I. IL DESIDERIO DI VEDERE DIO

Vedere Dio, « gli occhi negli occhi » (Is 52, 8), è il desiderio più profondo del VT. La nostalgia del paradiso che domina tutta la Bibbia, è anzitutto la coscienza di aver perduto il contatto immediato e familiare con Dio, è il timore permanente della sua ira, ma è pure la speranza instancabile di incontrare la sua faccia e di vederla sorridere. Le due grandi esperienze religiose di Israele, l'esperienza della presenza di Dio nel culto, e l'esperienza della sua parola attraverso i profeti, sono entrambe tese verso questa esperienza privilegiata: vedere Dio.
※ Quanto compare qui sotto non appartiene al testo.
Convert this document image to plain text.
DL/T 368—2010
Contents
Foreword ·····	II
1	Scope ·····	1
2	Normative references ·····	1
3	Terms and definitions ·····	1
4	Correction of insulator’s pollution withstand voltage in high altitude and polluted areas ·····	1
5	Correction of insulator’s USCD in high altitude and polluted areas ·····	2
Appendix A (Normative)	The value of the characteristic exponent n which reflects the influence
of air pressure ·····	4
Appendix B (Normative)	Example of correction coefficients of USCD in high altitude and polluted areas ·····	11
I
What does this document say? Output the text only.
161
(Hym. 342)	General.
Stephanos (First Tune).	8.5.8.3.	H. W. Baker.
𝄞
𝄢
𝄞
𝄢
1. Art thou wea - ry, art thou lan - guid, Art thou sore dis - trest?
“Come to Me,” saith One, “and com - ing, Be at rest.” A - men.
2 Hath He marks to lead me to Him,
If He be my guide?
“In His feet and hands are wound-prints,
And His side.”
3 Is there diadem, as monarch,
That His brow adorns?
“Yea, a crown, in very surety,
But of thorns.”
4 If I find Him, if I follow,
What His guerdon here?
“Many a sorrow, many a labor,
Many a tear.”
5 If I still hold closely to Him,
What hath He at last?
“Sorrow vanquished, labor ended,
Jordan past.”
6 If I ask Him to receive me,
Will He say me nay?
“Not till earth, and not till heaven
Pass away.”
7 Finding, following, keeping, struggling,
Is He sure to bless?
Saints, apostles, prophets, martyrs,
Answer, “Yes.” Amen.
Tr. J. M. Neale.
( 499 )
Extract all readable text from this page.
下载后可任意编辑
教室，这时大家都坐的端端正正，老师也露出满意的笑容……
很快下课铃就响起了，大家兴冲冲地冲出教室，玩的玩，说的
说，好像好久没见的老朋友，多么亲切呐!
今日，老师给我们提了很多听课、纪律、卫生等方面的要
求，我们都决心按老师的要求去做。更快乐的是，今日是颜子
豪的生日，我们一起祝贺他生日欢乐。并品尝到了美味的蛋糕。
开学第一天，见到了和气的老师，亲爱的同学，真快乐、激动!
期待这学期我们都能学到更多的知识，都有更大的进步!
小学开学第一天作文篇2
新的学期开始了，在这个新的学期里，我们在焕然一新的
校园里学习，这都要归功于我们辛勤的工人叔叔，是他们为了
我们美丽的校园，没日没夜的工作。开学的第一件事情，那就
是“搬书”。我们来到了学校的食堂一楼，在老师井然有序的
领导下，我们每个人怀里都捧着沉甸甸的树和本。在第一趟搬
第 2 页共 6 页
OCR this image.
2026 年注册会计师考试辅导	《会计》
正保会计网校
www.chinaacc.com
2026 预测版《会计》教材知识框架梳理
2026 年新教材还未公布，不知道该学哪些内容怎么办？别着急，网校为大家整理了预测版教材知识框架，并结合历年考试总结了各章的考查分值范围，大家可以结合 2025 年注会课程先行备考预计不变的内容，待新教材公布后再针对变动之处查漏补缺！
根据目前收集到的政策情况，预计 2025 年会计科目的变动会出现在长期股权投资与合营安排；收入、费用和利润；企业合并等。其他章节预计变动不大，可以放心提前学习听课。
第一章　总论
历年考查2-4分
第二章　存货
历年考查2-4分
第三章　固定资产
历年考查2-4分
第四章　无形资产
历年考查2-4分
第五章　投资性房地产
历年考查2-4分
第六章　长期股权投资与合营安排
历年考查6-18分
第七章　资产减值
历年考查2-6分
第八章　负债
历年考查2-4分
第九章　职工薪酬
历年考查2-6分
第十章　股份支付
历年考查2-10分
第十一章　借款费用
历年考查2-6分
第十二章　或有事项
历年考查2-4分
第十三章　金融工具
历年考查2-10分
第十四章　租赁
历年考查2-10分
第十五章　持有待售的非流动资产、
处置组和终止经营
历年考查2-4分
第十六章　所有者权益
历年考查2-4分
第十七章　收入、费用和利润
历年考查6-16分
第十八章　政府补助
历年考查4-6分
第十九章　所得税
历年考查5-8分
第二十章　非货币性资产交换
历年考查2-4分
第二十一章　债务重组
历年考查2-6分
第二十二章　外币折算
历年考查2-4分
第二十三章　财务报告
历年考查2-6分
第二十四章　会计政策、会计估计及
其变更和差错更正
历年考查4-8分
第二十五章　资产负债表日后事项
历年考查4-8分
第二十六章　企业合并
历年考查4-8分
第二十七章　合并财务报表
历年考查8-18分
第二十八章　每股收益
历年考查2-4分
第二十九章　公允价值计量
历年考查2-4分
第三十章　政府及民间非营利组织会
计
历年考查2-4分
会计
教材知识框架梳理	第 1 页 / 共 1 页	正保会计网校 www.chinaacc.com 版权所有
1. Le teofanie profetiche rappresentano il vertice dell'esistenza e della missione dei profeti. Mosè ed Elia hanno conosciuto questa esperienza nella sua forma più alta. Ancora, a Mosè che lo prega: « Fammi vedere la tua gloria » (Es 33, 18), Dio, pur esaudendo la sua preghiera, risponde: « Io ti riparerò con la mia mano durante il mio passaggio..., mi vedrai da tergo; ma la mia faccia non la si può vedere » (33, 22 s). Elia, quando si accosta a Jahve, « si vela il volto » e non sente che una voce (1 Re 19,13; cfr. Deut 4,12). Nessuno può vedere Dio, se Dio non si fa vedere. Il privilegio di Mosè ha qualcosa di unico, « egli guarda l'immagine di Jahve » (Num 12, 8). A livelli diversi, ma molto inferiori, i profeti, « in sogni ed in visioni » (12, 6), vedono qualcosa che non è di questo mondo (Num 24,4.16; 2 Cron 18, 18; Am 9, 1; Ez 1 - 3; Dan 7, 1; ecc.). Abramo e Giacobbe hanno Conosciuto anch'essi esperienze simili (Gen 15, 17; 17, 1; 28, 13), e così pure Gedeone (Giud 6, 11-24), Manoah e sua moglie (13,2-23). Anche i settanta anziani di Israele hanno parte, sino ad un certo punto, al privilegio di Mosè e, sul monte, « contemplano il Dio di Israele » (Es 24, 10, ma i LXX traducono: « videro il luogo in Cui si trovava Dio »).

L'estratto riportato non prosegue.